Psychedelics in a Deregulated Policy Climate: What Might 2025 Bring?

Author(s): 

Lori Bruce

ISPS ID: 
isps25-02
Full citation: 
Bruce, L. (2025). Psychedelics in a Deregulated Policy Climate: What Might 2025 Bring? The American Journal of Bioethics, 25(1), 59–61. https://doi.org/10.1080/15265161.2024.2433420
Abstract: 
The US Food and Drug Administration (Citation2023) recently stated, “Psychedelic drugs have shown initial promise as potential treatments… However, these are still investigational products.” Indeed, there are some concerns about psychedelics which merit time and attention. Accordingly, the FDA recently denied Lykos Therapeutics’ application for MDMA-assisted therapy, stressing the need for additional research. The incoming Administration, however, is signaling increased interest in access to psychedelics while also favoring deregulation (Schumaker et al. Citation2024). Deregulation reduces government power with the aim of enabling businesses to operate more freely and efficiently, actions which may foster innovation and market growth. Given the price of sessions in Oregon’s regulated psilocybin market (at $750–1,200/trip) (Vaughan Citation2024), and a potentially lucrative psychedelics market, psychedelic deregulation offers numerous benefits. Deregulation could increase access, lower costs, and create more above-ground jobs.

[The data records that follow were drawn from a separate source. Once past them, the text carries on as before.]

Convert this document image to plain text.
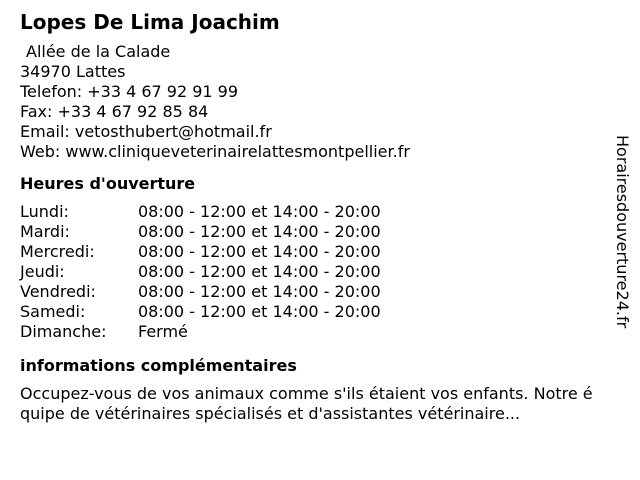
Lopes De Lima Joachim
Allée de la Calade
34970 Lattes
Telefon: +33 4 67 92 91 99
Fax: +33 4 67 92 85 84
Email: vetosthubert@hotmail.fr
Web: www.cliniqueveterinairelattesmontpellier.fr
Heures d'ouverture
Lundi:	08:00 - 12:00 et 14:00 - 20:00
Mardi:	08:00 - 12:00 et 14:00 - 20:00
Mercredi:	08:00 - 12:00 et 14:00 - 20:00
Jeudi:	08:00 - 12:00 et 14:00 - 20:00
Vendredi:	08:00 - 12:00 et 14:00 - 20:00
Samedi:	08:00 - 12:00 et 14:00 - 20:00
Dimanche:	Fermé
informations complémentaires
Occupez-vous de vos animaux comme s'ils étaient vos enfants. Notre équipe de vétérinaires spécialisés et d'assistantes vétérinaire...
Horairesdouverture24.fr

Deregulation may be welcomed by many communities, including for-profit drug developers and veterans’ advocacy groups who promote psychedelics for the treatment of PTSD. Others view regulation as “the spirit of democratic reform” protecting the public interest from corporate abuse (Horwitz Citation1986, 139). It follows that deregulation of psychedelics may increase the likelihood of unethical practices discussed by Indigenous scholars, including a rise in exploitative psychedelics tourism and “unsustainable foraging of Indigenous medicines [that] make them increasingly unavailable for local use” (Celidwen et al. Citation2023, 7). Deregulation may also decrease protections for psychedelics users and reduce transparency on psychedelic organizational practices, factors that could contribute to increased harms and boundary violations. The risks of deregulation are especially relevant in light of recent (and underdiscussed) findings on adverse outcomes and practices in psychedelic research.